Siem Reap is best known for being the gateway to the area's 12th century temple complex. Visitors come here for a deep dive into history, and with good reason -- it's a bucket-list-worthy site. But there are more reasons to visit -- from chic hotels to an impressive dining scene -- and the best part is that you can do it all on a budget. Here are some tips for getting the most bang for your buck in Siem Reap -- and where to spend your hard-earned cash.
Where to Save
There are loads of ways to save in Siem Reap; the American dollar goes far here, and you won't have to cut corners. For example, you can eat incredibly well for just a a dollar or two. The street food in Cambodia is often fresh (think spring rolls, barbecue, and fruit smoothies) and inexpensive. Hit the Old Market, open each evening from 5 p.m. to midnight, and dig into traditional Cambodian street food like prahok (salted and fermented fish) fried in banana leaves with green vegetables and steamed rice. Siem Reap is also home to a couple of upscale cocktail bars. Asana Bar is tough to find (it's hidden in a lane off of Street 07), but it's worth the work to find it. This former traditional Khmer home offers high-end sips for about $5. Try the Little Sweet cocktail made with gin, wild ginger, turmeric, and sugar cane juice. Miss Wong's Cocktail Bar -- located on a lane off the popular Pub Street -- serves up a rose and lemongrass martini made with rose petal syrup and lemongrass-infused vodka for $4.50.
You can also easily save on transportation around town. Instead of taxis or hotel cars, take a tuk tuk. Not only is it a great way to see the city, but you'll catch a breeze as you meander through the steamy streets. Make sure you negotiate the price before hopping in, which should be about $3 to $5 USD.
Finally, hotels come at a bargain. While you can snag a hostel for under $10, high-end hotels offer a luxury experience at a low price. For example, you can book a room at The Aviary hotel for under $90 per night in April. This stylish property has stunning guest rooms, plus plush amenities (think turn-down service and bathrobes), a rooftop pool, and a spa.
Where to Splurge
If you plan to spend your money in one place, do it on the temple tours. Ankor Wat, a UNESCO World Heritage Site, can be chaotic and confusing, so a tour is highly recommended. We used ABOUTAsia Travel, which offers tours led by Oxford-affiliated scientists and scholars.

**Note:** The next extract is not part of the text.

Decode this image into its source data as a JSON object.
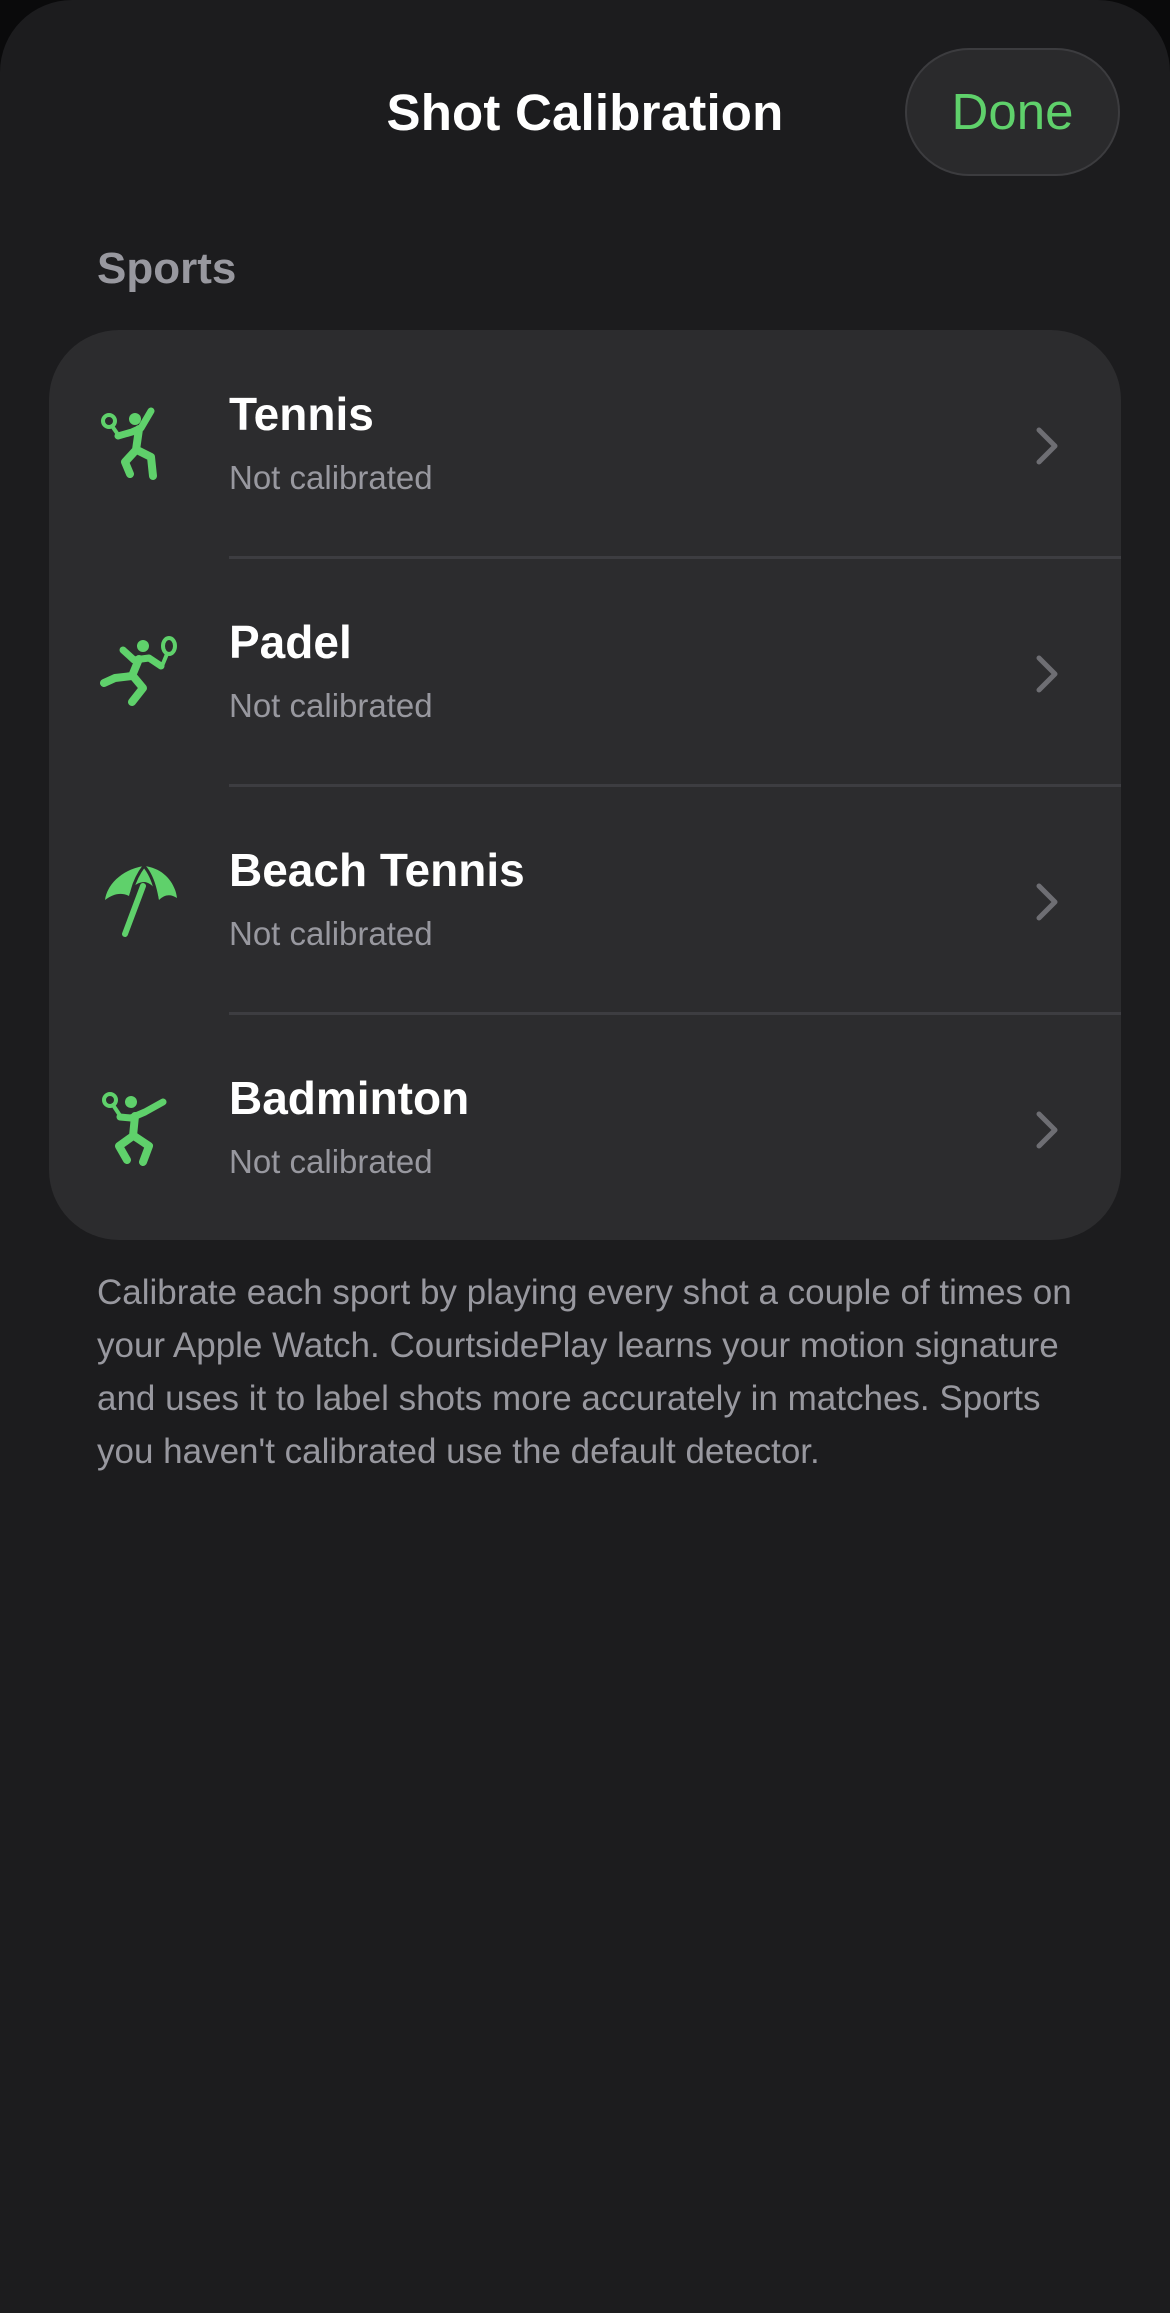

At a splurgy $310, it was definitely among the most expensive tours on offer, but it was worth it. Included in the price was a customized, two-day tour of multiple temples including Ta Nei, Ta Keo, and Angkor Wat, where you'll arrive at specific times to avoid crowds (at one point, we were the only people at one of the temples); a breakfast picnic; a water blessing ceremony from the monks; a boat ride on the moat of Angkor Thom; a coffee table book; and transportation in an air-conditioned van that was equipped with cold lemongrass-infused towels and plenty of bottled water.